An alternative is to use always "since Jan 1, 1900" and adapt the operators << and >> only on Windows machines. What do you think?
comment:3 by , 10 years ago
I think this is not an option because user will be confused why value of time_since_epoch() is different from printed value. Let's keep printed data the same as stored. I don't see the real problem in epoch difference between Window and Linux. Standard tells nothing about epoch concrete value or its exchangeability. And user always can convert time_point to time_t or user's own format to send data outside. But if you still want to make epoch the same on Windows and Linux, add conversion to now() function (to have time_since_epoch() the same on both platforms) but not to operator << and >>. Thank you
comment:4 by , 10 years ago
Resolution: | → wontfix |
---|---|
Status: | assigned → closed |
I have decided to don't fix as after the patch in #7868 version 2 for chrono/io works. Version 2 outputs a date instead of the time "since Jan 1, 1900" which solves the issue. Version 2 will be the default since version Boost 1.55.
comment:5 by , 10 years ago
Resolution: | wontfix |
---|---|
Status: | closed → reopened |
Thinking a little bit more on that I don't see why clock_string<system_clock>::since() should return "since Jan 1, 1601" as e.g. std::time_t represents a date after midnight, January 1, 1970, UTC.
Anyway, I have reopened it as the output is not correct.

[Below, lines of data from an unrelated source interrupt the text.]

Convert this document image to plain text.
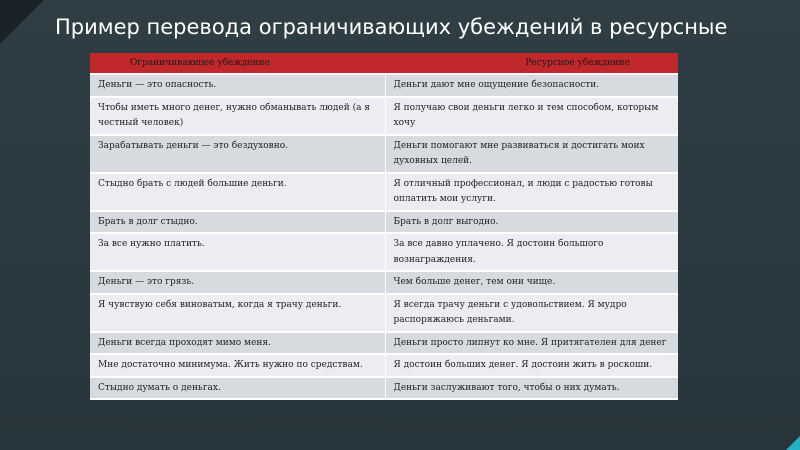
Пример перевода ограничивающих убеждений в ресурсные
Ограничивающее убеждение	Ресурсное убеждение
Деньги — это опасность.	Деньги дают мне ощущение безопасности.
Чтобы иметь много денег, нужно обманывать людей (а я честный человек)	Я получаю свои деньги легко и тем способом, которым хочу
Зарабатывать деньги — это бездуховно.	Деньги помогают мне развиваться и достигать моих духовных целей.
Стыдно брать с людей большие деньги.	Я отличный профессионал, и люди с радостью готовы оплатить мои услуги.
Брать в долг стыдно.	Брать в долг выгодно.
За все нужно платить.	За все давно уплачено. Я достоин большого вознаграждения.
Деньги — это грязь.	Чем больше денег, тем они чище.
Я чувствую себя виноватым, когда я трачу деньги.	Я всегда трачу деньги с удовольствием. Я мудро распоряжаюсь деньгами.
Деньги всегда проходят мимо меня.	Деньги просто липнут ко мне. Я притягателен для денег
Мне достаточно минимума. Жить нужно по средствам.	Я достоин больших денег. Я достоин жить в роскоши.
Стыдно думать о деньгах.	Деньги заслуживают того, чтобы о них думать.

follow-up: 7 comment:6 by , 10 years ago
Because time_t is a number of seconds since January 1, 1970, UTC. But system_clock on Windows is a number of ticks since Jan 1, 1601.
comment:7 by , 10 years ago
Replying to oliora@…:
Because time_t is a number of seconds since January 1, 1970, UTC. But system_clock on Windows is a number of ticks since Jan 1, 1601.
I agree. I will fix the system clock so that count() give the periods "since January 1, 1970, UTC".
comment:8 by , 10 years ago
Are you going to fix number of ticks that time_point<system_clock> keeps internally? I.e. convert ('since' from system specific time) to ('since' January 1, 1970) on every platform? If so, it looks like good solution (for me at least).
follow-up: 10 comment:9 by , 10 years ago
Are you going to do this conversion only once, inside system_clock::now() ?
comment:10 by , 10 years ago
Replying to oliora@…:
Are you going to do this conversion only once, inside system_clock::now() ?
Yes.
comment:11 by , 10 years ago
There is an issue with gmtime on Windows when the time_t parameter is < 0. I have added an internal implementation for this function in Changeset [82562].
Then I have made that system clock counts periods "since January 1, 1970, UTC" And activated the use of the internal gmtime function on windows in Changeset [82563].
This should fix the issue for both Boost.Chrono versions, 1 or 2.
comment:12 by , 10 years ago
Milestone: | To Be Determined → Boost 1.53.0 |
---|---|
Resolution: | → fixed |
Status: | reopened → closed |
Thanks for catching this. I will fix it as soon as possible.